Aylan is one of some 3,700 people who die trying to reach Europe in 2015, including his mother and his brother, according to the International Organization for Migration (IOM).
In the first eight months of 2016 alone, another 3,165 die or go missing at sea — a sharp rise from 2,656 people in the same period last year.
Even before Aylan's photo makes headlines around the world, German Chancellor Angela Merkel takes the lead on the migrant crisis.
"We can do this," becomes her rallying cry and grateful refugees name her "Mama Merkel."
She then presses the EU to adopt a quota system to share out the influx throughout the bloc — without setting a limit on numbers.
Britain and France make modest pledges to accept 20,000 to 24,000 Syrian migrants each over several years.
But several countries such as Hungary, which lies on the Balkan route to northern and western Europe, resist.
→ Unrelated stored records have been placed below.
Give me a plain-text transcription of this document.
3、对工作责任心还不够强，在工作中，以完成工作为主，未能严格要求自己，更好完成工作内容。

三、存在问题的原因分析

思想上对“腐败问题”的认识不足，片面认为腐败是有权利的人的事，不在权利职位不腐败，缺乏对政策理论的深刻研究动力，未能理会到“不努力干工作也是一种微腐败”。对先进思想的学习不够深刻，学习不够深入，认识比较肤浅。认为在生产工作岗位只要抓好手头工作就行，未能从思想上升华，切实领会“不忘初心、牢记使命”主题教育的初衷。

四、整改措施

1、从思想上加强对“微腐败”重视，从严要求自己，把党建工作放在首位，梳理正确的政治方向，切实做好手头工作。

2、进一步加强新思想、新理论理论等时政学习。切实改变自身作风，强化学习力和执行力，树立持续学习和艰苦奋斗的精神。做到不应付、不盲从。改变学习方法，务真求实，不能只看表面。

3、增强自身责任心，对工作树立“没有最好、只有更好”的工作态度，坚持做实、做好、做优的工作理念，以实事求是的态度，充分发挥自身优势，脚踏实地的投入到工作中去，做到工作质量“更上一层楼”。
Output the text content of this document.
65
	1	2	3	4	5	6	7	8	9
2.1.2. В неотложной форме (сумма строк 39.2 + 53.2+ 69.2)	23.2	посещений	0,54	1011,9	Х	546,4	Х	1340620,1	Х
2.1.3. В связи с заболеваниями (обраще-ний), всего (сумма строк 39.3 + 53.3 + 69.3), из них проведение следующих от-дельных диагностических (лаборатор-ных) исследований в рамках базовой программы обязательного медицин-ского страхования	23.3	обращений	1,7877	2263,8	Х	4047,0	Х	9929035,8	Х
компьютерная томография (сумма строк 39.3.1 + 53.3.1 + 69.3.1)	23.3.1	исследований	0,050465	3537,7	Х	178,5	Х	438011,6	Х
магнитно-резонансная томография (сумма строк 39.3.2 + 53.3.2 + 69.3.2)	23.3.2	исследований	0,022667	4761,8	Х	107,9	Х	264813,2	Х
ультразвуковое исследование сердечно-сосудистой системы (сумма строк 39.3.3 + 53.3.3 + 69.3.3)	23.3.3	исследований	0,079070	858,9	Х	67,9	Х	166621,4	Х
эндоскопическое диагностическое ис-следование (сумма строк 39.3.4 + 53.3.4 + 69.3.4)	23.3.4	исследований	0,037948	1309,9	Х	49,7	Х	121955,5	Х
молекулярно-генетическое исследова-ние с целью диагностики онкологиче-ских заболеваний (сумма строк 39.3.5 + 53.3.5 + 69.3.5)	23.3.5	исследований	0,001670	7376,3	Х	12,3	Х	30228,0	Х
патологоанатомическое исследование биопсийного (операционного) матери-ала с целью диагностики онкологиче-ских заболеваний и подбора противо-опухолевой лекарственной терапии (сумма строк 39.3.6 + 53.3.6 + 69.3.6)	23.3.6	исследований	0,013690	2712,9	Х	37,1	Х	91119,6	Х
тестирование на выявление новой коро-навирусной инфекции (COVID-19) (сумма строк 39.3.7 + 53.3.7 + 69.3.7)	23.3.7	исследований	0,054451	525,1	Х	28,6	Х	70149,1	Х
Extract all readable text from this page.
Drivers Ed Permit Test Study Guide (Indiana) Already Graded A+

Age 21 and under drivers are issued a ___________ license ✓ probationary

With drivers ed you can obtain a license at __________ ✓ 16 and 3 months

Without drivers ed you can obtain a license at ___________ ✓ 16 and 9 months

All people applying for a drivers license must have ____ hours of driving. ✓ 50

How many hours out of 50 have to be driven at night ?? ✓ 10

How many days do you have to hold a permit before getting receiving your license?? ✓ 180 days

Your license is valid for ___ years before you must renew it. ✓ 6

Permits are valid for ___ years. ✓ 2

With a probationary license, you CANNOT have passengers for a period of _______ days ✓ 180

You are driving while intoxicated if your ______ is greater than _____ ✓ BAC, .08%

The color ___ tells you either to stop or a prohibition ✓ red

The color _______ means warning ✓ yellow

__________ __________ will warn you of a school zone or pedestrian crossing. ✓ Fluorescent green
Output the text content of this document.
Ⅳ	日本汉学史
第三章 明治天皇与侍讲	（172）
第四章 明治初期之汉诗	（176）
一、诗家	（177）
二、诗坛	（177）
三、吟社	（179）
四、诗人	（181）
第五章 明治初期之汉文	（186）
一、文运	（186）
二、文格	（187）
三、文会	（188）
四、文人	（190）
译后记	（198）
Over the weekend of Sept. 5-6 in 2015 alone, more than 20,000 people reach Germany, which then reinstates border controls on Sept. 13, 2015.
Criticism of Merkel's open-door policy grows within her own conservative party.
In 2015, around 1 million migrants reach Germany, setting a record for the nation.
The Czech Republic and Slovakia follow Germany's lead and reinstate border controls, while Hungary builds a reinforced fence on its frontier with Serbia.
Hungarian Prime Minister Viktor Orban pushes through a law punishing "illegal border crossing" with prison terms of up to five years and scheduled an October 2016 referendum on the disputed EU quota plan.
Starting in February 2016, several southeastern European countries shut their borders to migrants, including Macedonia, Slovenia, and Croatia — effectively closing the Balkan migrant route.
The IOM says 1,046,599 migrants and refugees reach Europe in 2015, with a monthly peak of more than 221,000 in October that year.
More than 821,000 travel through Greece, with the vast majority making the perilous journey across the Aegean Sea in rickety, overcrowded boats from Turkey's shores.
Most of the others make their journey from Libya to Italy — a much longer, far more dangerous route.
Marko Djurica and Antonio Bronic/Reuters
In March 2016, the EU and Turkey sign a controversial deal aimed at stemming the migrant flow.
In exchange, Europe promises Turkey visa-free travel, accelerated talks on EU membership and $3.4 billion in aid to help millions of migrants stuck there.
The flow to Greece drops sharply as Turkey boosts its coastal patrols.
It shifts to Italy, where more than 100,000 migrants have arrived so far this year.
But fears are growing that the pact with Turkey may collapse as rifts deepen with Ankara over its post-coup crackdown.